Metastatic breast cancer is the overwhelming cause of breast cancer mortality and is still incurable. Development of immunotherapy is an exciting new area of research in metastatic breast cancer; however, the extreme immunosuppressive tumor environment poses a major challenge. Here we provide evidence that a particular isoform of Ron kinase, short-form Ron (SF-Ron), strongly suppresses anti-tumor immune responses and promotes metastatic outgrowth of mammary tumors. We used single-cell RNA-sequencing to identify the CD45+ immune cell populations within the common site of breast cancer metastasis, lung, from either wild-type (WT) or SF-Ron knockout (Ron SF-/-) in the MMTV-PyMT experimental metastasis model. SF-Ron was required for breast cancer metastasis develoment and the skewing of the lung immune microenvironment toward the immune-suppressive pro-tumor microenvironment. Lack of SF-Ron not only enhanced tumor-specific immune response, but also led to accumulation of less differentiated TCF1+ CD4+ T cells in the metastatic lungs that were endowed with type I helper T cell-like (Th1-like) differentiation potential. Mice treated with a small molecule Ron kinase inhibitor produced significantly more tumor-specific CD8+ T cells and reduced metastatic outgrowth. Our study indicates that blocking Ron, specifically SF-Ron, remodels the metastatic lung microenvironment to enhance anti-tumor immunity and clear metastatic lesions, providing strong pre-clinical evidence for Ron kinase inhibitors to augment immunotherapy for treatment of metastatic breast cancer.
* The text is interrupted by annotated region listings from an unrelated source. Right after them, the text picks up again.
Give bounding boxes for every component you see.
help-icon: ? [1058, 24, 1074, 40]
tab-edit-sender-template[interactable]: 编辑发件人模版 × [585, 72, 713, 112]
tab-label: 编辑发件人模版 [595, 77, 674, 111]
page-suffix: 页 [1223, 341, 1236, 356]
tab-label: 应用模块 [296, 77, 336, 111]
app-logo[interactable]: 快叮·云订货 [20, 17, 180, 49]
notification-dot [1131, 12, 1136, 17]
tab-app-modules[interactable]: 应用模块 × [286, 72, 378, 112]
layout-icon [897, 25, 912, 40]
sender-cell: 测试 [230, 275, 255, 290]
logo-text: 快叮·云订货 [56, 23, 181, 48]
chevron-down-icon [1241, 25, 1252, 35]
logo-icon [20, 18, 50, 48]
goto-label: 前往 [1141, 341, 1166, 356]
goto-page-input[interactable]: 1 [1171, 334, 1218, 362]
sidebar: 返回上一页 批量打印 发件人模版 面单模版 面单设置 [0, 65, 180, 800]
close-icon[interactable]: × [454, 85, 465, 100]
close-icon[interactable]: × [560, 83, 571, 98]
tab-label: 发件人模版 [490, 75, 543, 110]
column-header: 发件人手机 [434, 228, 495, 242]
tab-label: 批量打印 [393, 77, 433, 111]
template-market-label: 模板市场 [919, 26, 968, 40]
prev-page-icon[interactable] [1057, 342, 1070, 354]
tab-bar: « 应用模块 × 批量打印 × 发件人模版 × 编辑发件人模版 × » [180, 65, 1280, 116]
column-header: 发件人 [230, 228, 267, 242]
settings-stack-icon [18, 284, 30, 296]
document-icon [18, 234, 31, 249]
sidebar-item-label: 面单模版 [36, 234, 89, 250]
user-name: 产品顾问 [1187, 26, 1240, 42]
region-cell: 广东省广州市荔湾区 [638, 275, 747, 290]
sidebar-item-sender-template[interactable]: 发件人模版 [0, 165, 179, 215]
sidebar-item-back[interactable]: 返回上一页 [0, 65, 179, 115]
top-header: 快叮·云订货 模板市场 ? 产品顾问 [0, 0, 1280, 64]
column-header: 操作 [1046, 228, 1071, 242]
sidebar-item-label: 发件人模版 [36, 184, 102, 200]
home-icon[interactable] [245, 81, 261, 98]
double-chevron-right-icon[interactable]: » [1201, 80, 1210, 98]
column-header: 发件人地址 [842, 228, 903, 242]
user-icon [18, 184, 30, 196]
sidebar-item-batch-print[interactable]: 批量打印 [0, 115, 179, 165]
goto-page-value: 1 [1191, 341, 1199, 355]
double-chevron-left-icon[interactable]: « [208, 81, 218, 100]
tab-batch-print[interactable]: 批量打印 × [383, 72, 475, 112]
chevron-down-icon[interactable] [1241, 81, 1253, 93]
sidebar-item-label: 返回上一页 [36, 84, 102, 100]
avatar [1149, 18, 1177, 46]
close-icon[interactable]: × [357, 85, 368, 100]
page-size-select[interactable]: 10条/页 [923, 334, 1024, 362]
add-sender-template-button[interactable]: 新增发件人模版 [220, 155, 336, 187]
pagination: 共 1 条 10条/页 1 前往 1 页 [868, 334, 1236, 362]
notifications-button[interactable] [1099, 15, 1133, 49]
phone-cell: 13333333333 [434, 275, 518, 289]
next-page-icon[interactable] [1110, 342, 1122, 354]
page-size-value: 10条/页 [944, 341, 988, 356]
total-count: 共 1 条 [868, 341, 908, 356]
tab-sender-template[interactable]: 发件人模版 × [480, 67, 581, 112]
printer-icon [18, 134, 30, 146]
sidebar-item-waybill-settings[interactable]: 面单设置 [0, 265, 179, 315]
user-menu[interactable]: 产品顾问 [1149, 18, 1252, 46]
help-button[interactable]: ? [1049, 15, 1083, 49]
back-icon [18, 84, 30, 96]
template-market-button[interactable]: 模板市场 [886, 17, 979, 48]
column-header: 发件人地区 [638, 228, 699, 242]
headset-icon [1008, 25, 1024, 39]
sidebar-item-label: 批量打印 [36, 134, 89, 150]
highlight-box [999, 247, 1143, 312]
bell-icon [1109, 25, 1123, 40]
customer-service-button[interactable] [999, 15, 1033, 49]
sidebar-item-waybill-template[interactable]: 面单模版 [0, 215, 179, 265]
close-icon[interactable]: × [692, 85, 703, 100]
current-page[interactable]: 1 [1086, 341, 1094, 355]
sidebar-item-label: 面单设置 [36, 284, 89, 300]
MMTV-PyMT tumor cells were injected via the lateral tail vein into wild-type and short-form Ron knockout mice (n>8). Lung metastasis were allowed to develop for 28 days. At the end point, lungs occupied by metastases were harvested and pooled in each group, and processing into single cell suspension. The DAPI(-)CD45(+) live tumor metastases infiltrating immune cells were sorted via flow cytometry and processed for single-cell RNA-sequencing via 10x platform.